Mythical daughter of Hypseus

In Greek mythology, Themisto (/θəˈmɪstoʊ/; Θεμιστώ) was a Thessalian princess as the daughter of King Hypseus of Lapiths and the naiad Chlidanope. Her name is derived from the Ancient Greek word: "θεμιστος" which means "belonging to the law", or "belonging to the customs".

== Family ==
Themisto's sisters were Cyrene, Alcaea and Astyagyia. She was the third and last wife of Athamas, a Boeotian king. According to some sources, the couple had four children: Leucon, Erythrius, Schoeneus, and Ptous. In other sources, there were but two: Sphincius and Orchomenus, or else Schoeneus and Leucon. Some say that the father of Leucon was Poseidon (see also Leuconoe).

== Mythology ==
Themisto intended to kill her husband's children by his previous wife, but accidentally slew her own sons.
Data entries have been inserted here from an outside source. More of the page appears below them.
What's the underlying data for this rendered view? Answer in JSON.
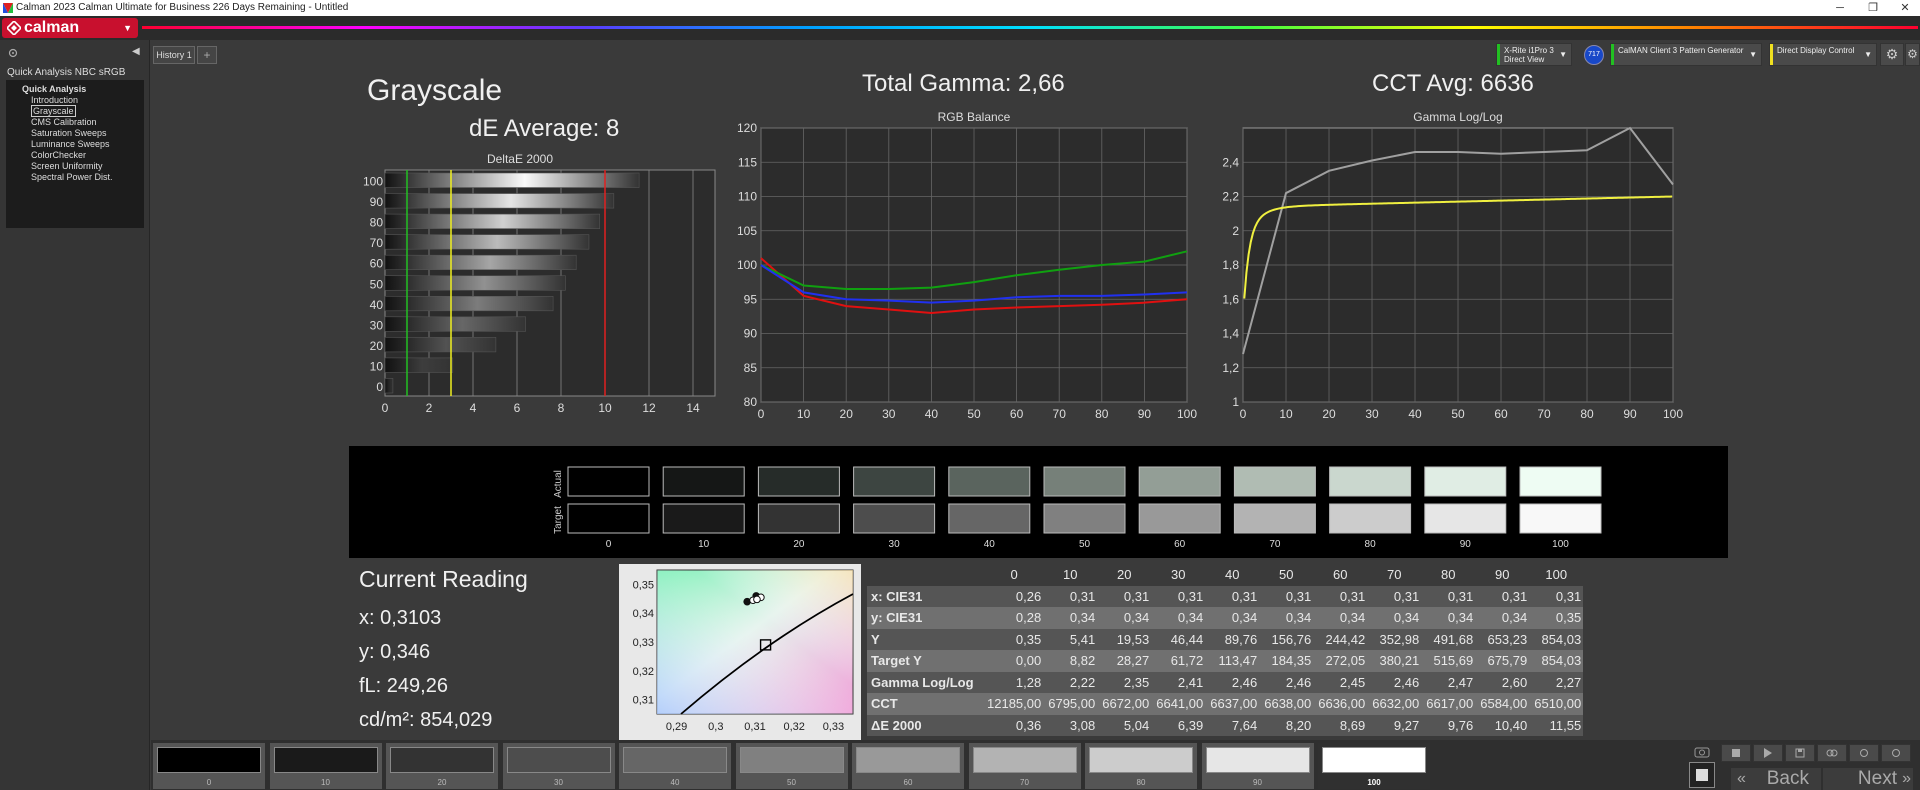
{
  "window": {
    "title": "Calman 2023 Calman Ultimate for Business 226 Days Remaining  - Untitled",
    "minimize": "─",
    "restore": "❐",
    "close": "✕"
  },
  "logo": {
    "text": "calman",
    "dropdown": "▼"
  },
  "sidebar": {
    "title": "Quick Analysis NBC sRGB",
    "collapse": "◀",
    "tree": [
      {
        "label": "Quick Analysis",
        "root": true
      },
      {
        "label": "Introduction"
      },
      {
        "label": "Grayscale",
        "selected": true
      },
      {
        "label": "CMS Calibration"
      },
      {
        "label": "Saturation Sweeps"
      },
      {
        "label": "Luminance Sweeps"
      },
      {
        "label": "ColorChecker"
      },
      {
        "label": "Screen Uniformity"
      },
      {
        "label": "Spectral Power Dist."
      }
    ]
  },
  "tabs": {
    "history": "History 1",
    "add": "+"
  },
  "devices": {
    "meter": {
      "line1": "X-Rite i1Pro 3",
      "line2": "Direct View",
      "color": "#22c022"
    },
    "badge": "717",
    "pattern": {
      "line1": "CalMAN Client 3 Pattern Generator",
      "color": "#22c022"
    },
    "display": {
      "line1": "Direct Display Control",
      "color": "#f0e020"
    },
    "dropdown": "▼",
    "gear": "⚙"
  },
  "headings": {
    "grayscale": "Grayscale",
    "de_average": "dE Average: 8",
    "total_gamma": "Total Gamma: 2,66",
    "cct_avg": "CCT Avg: 6636"
  },
  "deltae_chart": {
    "title": "DeltaE 2000",
    "categories": [
      "100",
      "90",
      "80",
      "70",
      "60",
      "50",
      "40",
      "30",
      "20",
      "10",
      "0"
    ],
    "values": [
      11.55,
      10.4,
      9.76,
      9.27,
      8.69,
      8.2,
      7.64,
      6.39,
      5.04,
      3.08,
      0.36
    ],
    "xticks": [
      "0",
      "2",
      "4",
      "6",
      "8",
      "10",
      "12",
      "14"
    ],
    "xlim": [
      0,
      15
    ],
    "thresholds": [
      {
        "value": 1,
        "color": "#22c022"
      },
      {
        "value": 3,
        "color": "#f0f020"
      },
      {
        "value": 10,
        "color": "#e02020"
      }
    ]
  },
  "chart_data": [
    {
      "type": "line",
      "title": "RGB Balance",
      "x": [
        0,
        10,
        20,
        30,
        40,
        50,
        60,
        70,
        80,
        90,
        100
      ],
      "xticks": [
        "0",
        "10",
        "20",
        "30",
        "40",
        "50",
        "60",
        "70",
        "80",
        "90",
        "100"
      ],
      "yticks": [
        "80",
        "85",
        "90",
        "95",
        "100",
        "105",
        "110",
        "115",
        "120"
      ],
      "ylim": [
        80,
        120
      ],
      "xlim": [
        0,
        100
      ],
      "grid": true,
      "series": [
        {
          "color": "#e01010",
          "values": [
            101,
            95.5,
            94,
            93.5,
            93,
            93.5,
            93.8,
            94,
            94.2,
            94.5,
            95
          ]
        },
        {
          "color": "#10a010",
          "values": [
            100,
            97,
            96.5,
            96.5,
            96.7,
            97.5,
            98.5,
            99.3,
            100,
            100.5,
            102
          ]
        },
        {
          "color": "#2030f0",
          "values": [
            100,
            96,
            95,
            94.8,
            94.5,
            94.8,
            95.3,
            95.5,
            95.5,
            95.7,
            96
          ]
        }
      ]
    },
    {
      "type": "line",
      "title": "Gamma Log/Log",
      "x": [
        0,
        10,
        20,
        30,
        40,
        50,
        60,
        70,
        80,
        90,
        100
      ],
      "xticks": [
        "0",
        "10",
        "20",
        "30",
        "40",
        "50",
        "60",
        "70",
        "80",
        "90",
        "100"
      ],
      "yticks": [
        "1",
        "1,2",
        "1,4",
        "1,6",
        "1,8",
        "2",
        "2,2",
        "2,4"
      ],
      "ylim": [
        1,
        2.6
      ],
      "xlim": [
        0,
        100
      ],
      "grid": true,
      "series": [
        {
          "color": "#a0a0a0",
          "values": [
            1.28,
            2.22,
            2.35,
            2.41,
            2.46,
            2.46,
            2.45,
            2.46,
            2.47,
            2.6,
            2.27
          ]
        },
        {
          "color": "#f0f040",
          "target_gamma": 2.2
        }
      ]
    }
  ],
  "swatches": {
    "row_labels": {
      "actual": "Actual",
      "target": "Target"
    },
    "levels": [
      "0",
      "10",
      "20",
      "30",
      "40",
      "50",
      "60",
      "70",
      "80",
      "90",
      "100"
    ],
    "actual_colors": [
      "#000000",
      "#151716",
      "#262c29",
      "#3d4541",
      "#5a645e",
      "#768079",
      "#939e96",
      "#b0bcb3",
      "#cad7ce",
      "#e0ede4",
      "#eefcf3"
    ],
    "target_colors": [
      "#000000",
      "#1a1a1a",
      "#333333",
      "#4d4d4d",
      "#666666",
      "#808080",
      "#999999",
      "#b3b3b3",
      "#cccccc",
      "#e6e6e6",
      "#f8f8f8"
    ]
  },
  "reading": {
    "title": "Current Reading",
    "x": "x: 0,3103",
    "y": "y: 0,346",
    "fl": "fL: 249,26",
    "cdm2": "cd/m²: 854,029"
  },
  "cie": {
    "xticks": [
      "0,29",
      "0,3",
      "0,31",
      "0,32",
      "0,33"
    ],
    "yticks": [
      "0,35",
      "0,34",
      "0,33",
      "0,32",
      "0,31"
    ],
    "xlim": [
      0.285,
      0.335
    ],
    "ylim": [
      0.305,
      0.355
    ],
    "target": {
      "x": 0.3127,
      "y": 0.329
    },
    "points": [
      {
        "x": 0.3103,
        "y": 0.346,
        "filled": true
      },
      {
        "x": 0.308,
        "y": 0.344,
        "filled": true
      },
      {
        "x": 0.3095,
        "y": 0.3445,
        "filled": false
      },
      {
        "x": 0.3115,
        "y": 0.3455,
        "filled": false
      },
      {
        "x": 0.3105,
        "y": 0.3448,
        "filled": false
      }
    ]
  },
  "table": {
    "columns": [
      "0",
      "10",
      "20",
      "30",
      "40",
      "50",
      "60",
      "70",
      "80",
      "90",
      "100"
    ],
    "rows": [
      {
        "label": "x: CIE31",
        "values": [
          "0,26",
          "0,31",
          "0,31",
          "0,31",
          "0,31",
          "0,31",
          "0,31",
          "0,31",
          "0,31",
          "0,31",
          "0,31"
        ]
      },
      {
        "label": "y: CIE31",
        "values": [
          "0,28",
          "0,34",
          "0,34",
          "0,34",
          "0,34",
          "0,34",
          "0,34",
          "0,34",
          "0,34",
          "0,34",
          "0,35"
        ]
      },
      {
        "label": "Y",
        "values": [
          "0,35",
          "5,41",
          "19,53",
          "46,44",
          "89,76",
          "156,76",
          "244,42",
          "352,98",
          "491,68",
          "653,23",
          "854,03"
        ]
      },
      {
        "label": "Target Y",
        "values": [
          "0,00",
          "8,82",
          "28,27",
          "61,72",
          "113,47",
          "184,35",
          "272,05",
          "380,21",
          "515,69",
          "675,79",
          "854,03"
        ]
      },
      {
        "label": "Gamma Log/Log",
        "values": [
          "1,28",
          "2,22",
          "2,35",
          "2,41",
          "2,46",
          "2,46",
          "2,45",
          "2,46",
          "2,47",
          "2,60",
          "2,27"
        ]
      },
      {
        "label": "CCT",
        "values": [
          "12185,00",
          "6795,00",
          "6672,00",
          "6641,00",
          "6637,00",
          "6638,00",
          "6636,00",
          "6632,00",
          "6617,00",
          "6584,00",
          "6510,00"
        ]
      },
      {
        "label": "ΔE 2000",
        "values": [
          "0,36",
          "3,08",
          "5,04",
          "6,39",
          "7,64",
          "8,20",
          "8,69",
          "9,27",
          "9,76",
          "10,40",
          "11,55"
        ]
      }
    ]
  },
  "bottom_tiles": {
    "levels": [
      "0",
      "10",
      "20",
      "30",
      "40",
      "50",
      "60",
      "70",
      "80",
      "90",
      "100"
    ],
    "colors": [
      "#000000",
      "#1a1a1a",
      "#333333",
      "#4d4d4d",
      "#666666",
      "#808080",
      "#999999",
      "#b3b3b3",
      "#cccccc",
      "#e6e6e6",
      "#ffffff"
    ],
    "selected": "100"
  },
  "nav": {
    "back": "Back",
    "next": "Next",
    "back_arrow": "«",
    "next_arrow": "»"
  }
}
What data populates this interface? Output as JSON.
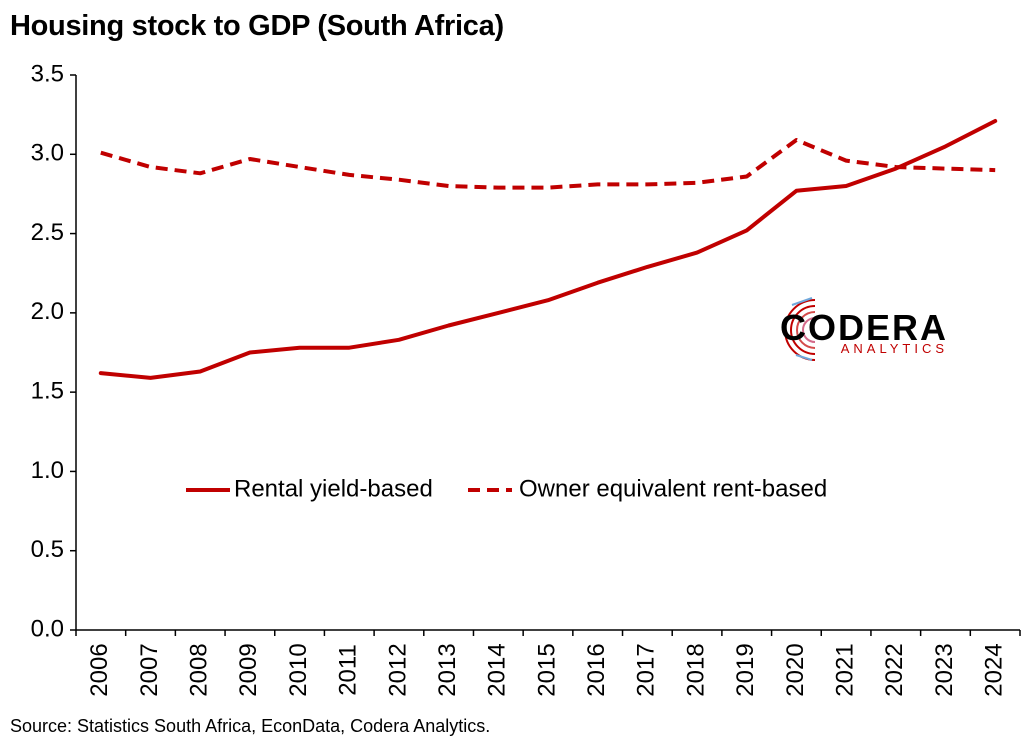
{
  "title": "Housing stock to GDP (South Africa)",
  "source": "Source: Statistics South Africa, EconData, Codera Analytics.",
  "logo": {
    "name": "CODERA",
    "subtitle": "ANALYTICS"
  },
  "colors": {
    "series": "#c00000",
    "axis": "#000000",
    "logo_text": "#000000",
    "logo_sub": "#c00000"
  },
  "chart_data": {
    "type": "line",
    "title": "Housing stock to GDP (South Africa)",
    "xlabel": "",
    "ylabel": "",
    "ylim": [
      0,
      3.5
    ],
    "y_ticks": [
      0.0,
      0.5,
      1.0,
      1.5,
      2.0,
      2.5,
      3.0,
      3.5
    ],
    "y_tick_labels": [
      "0.0",
      "0.5",
      "1.0",
      "1.5",
      "2.0",
      "2.5",
      "3.0",
      "3.5"
    ],
    "grid": false,
    "legend": "center",
    "categories": [
      "2006",
      "2007",
      "2008",
      "2009",
      "2010",
      "2011",
      "2012",
      "2013",
      "2014",
      "2015",
      "2016",
      "2017",
      "2018",
      "2019",
      "2020",
      "2021",
      "2022",
      "2023",
      "2024"
    ],
    "series": [
      {
        "name": "Rental yield-based",
        "style": "solid",
        "color": "#c00000",
        "values": [
          1.62,
          1.59,
          1.63,
          1.75,
          1.78,
          1.78,
          1.83,
          1.92,
          2.0,
          2.08,
          2.19,
          2.29,
          2.38,
          2.52,
          2.77,
          2.8,
          2.91,
          3.05,
          3.21
        ]
      },
      {
        "name": "Owner equivalent rent-based",
        "style": "dashed",
        "color": "#c00000",
        "values": [
          3.01,
          2.92,
          2.88,
          2.97,
          2.92,
          2.87,
          2.84,
          2.8,
          2.79,
          2.79,
          2.81,
          2.81,
          2.82,
          2.86,
          3.09,
          2.96,
          2.92,
          2.91,
          2.9
        ]
      }
    ]
  }
}
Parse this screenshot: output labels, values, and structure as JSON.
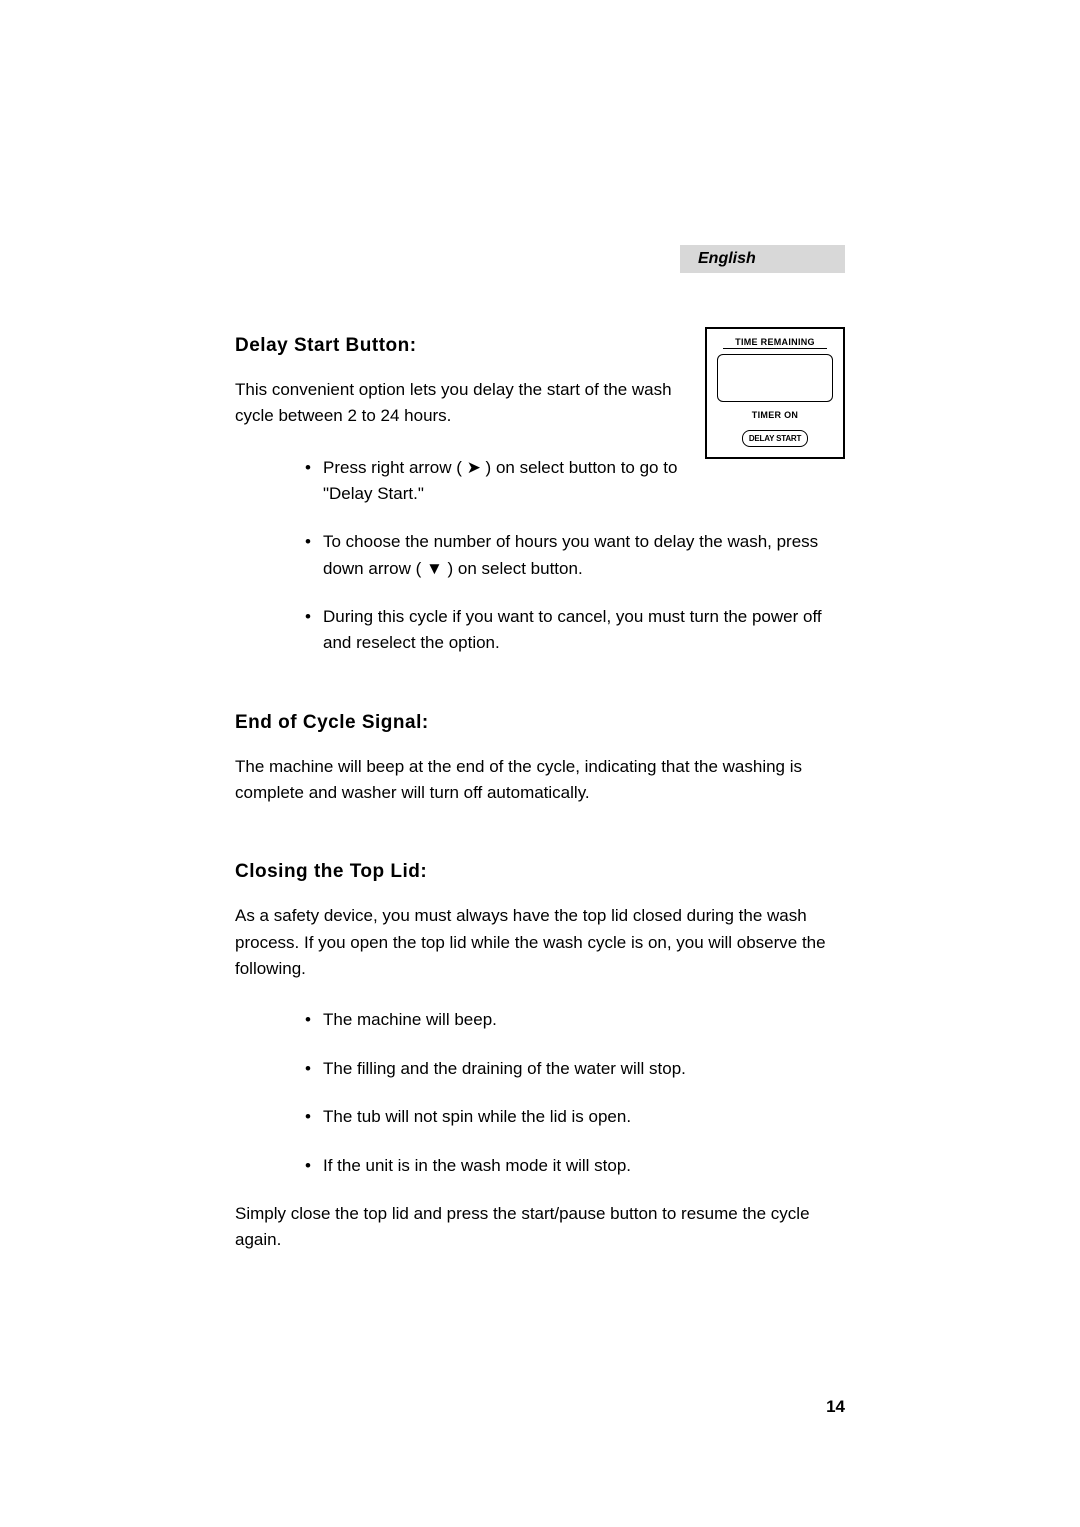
{
  "header": {
    "language": "English"
  },
  "sections": {
    "delay_start": {
      "heading": "Delay Start Button:",
      "intro": "This convenient option lets you delay the start of the wash cycle between 2 to 24 hours.",
      "bullets": [
        "Press right arrow ( ➤ ) on select button to go to \"Delay Start.\"",
        "To choose the number of hours you want to delay the wash, press down arrow ( ▼ ) on select button.",
        "During this cycle if you want to cancel, you must turn the power off and reselect the option."
      ],
      "diagram": {
        "label_top": "TIME REMAINING",
        "label_mid": "TIMER ON",
        "button_label": "DELAY START"
      }
    },
    "end_of_cycle": {
      "heading": "End of Cycle Signal:",
      "intro": "The machine will beep at the end of the cycle, indicating that the washing is complete and washer will turn off automatically."
    },
    "closing_lid": {
      "heading": "Closing the Top Lid:",
      "intro": "As a safety device, you must always have the top lid closed during the wash process. If you open the top lid while the wash cycle is on, you will observe the following.",
      "bullets": [
        "The machine will beep.",
        "The filling and the draining of the water will stop.",
        "The tub will not spin while the lid is open.",
        "If the unit is in the wash mode it will stop."
      ],
      "outro": "Simply close the top lid and press the start/pause button to resume the cycle again."
    }
  },
  "page_number": "14",
  "colors": {
    "tag_bg": "#d8d8d8",
    "text": "#000000",
    "bg": "#ffffff"
  },
  "typography": {
    "body_fontsize": 17,
    "heading_fontsize": 19,
    "font_family": "Arial"
  }
}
This was the subject of a non-surviving tragedy by Euripides, retold by Hyginus as follows. Athamas married Themisto as he believed his second wife, Ino, was dead, but Ino turned out to be alive and to have been on Mount Parnassus with the Maenads. Athamas had her brought home but kept her return a secret; Themisto did find out she was back, and resolved to kill Ino's children as an act of revenge. However, she had never seen Ino in person and took her for a servant as they met, and ordered the "servant" to dress all her own children in white clothing, and Ino's in black. Themisto then proceeded to kill all the black-clothed children. What Themisto did not realise was that Ino had switched the children's clothing, and so she in fact killed her own children. Upon discovering that, she killed herself. According to Pseudo-Apollodorus, however, Themisto married Athamas after the death of Ino, and the whole story with the murder of the children did not take place.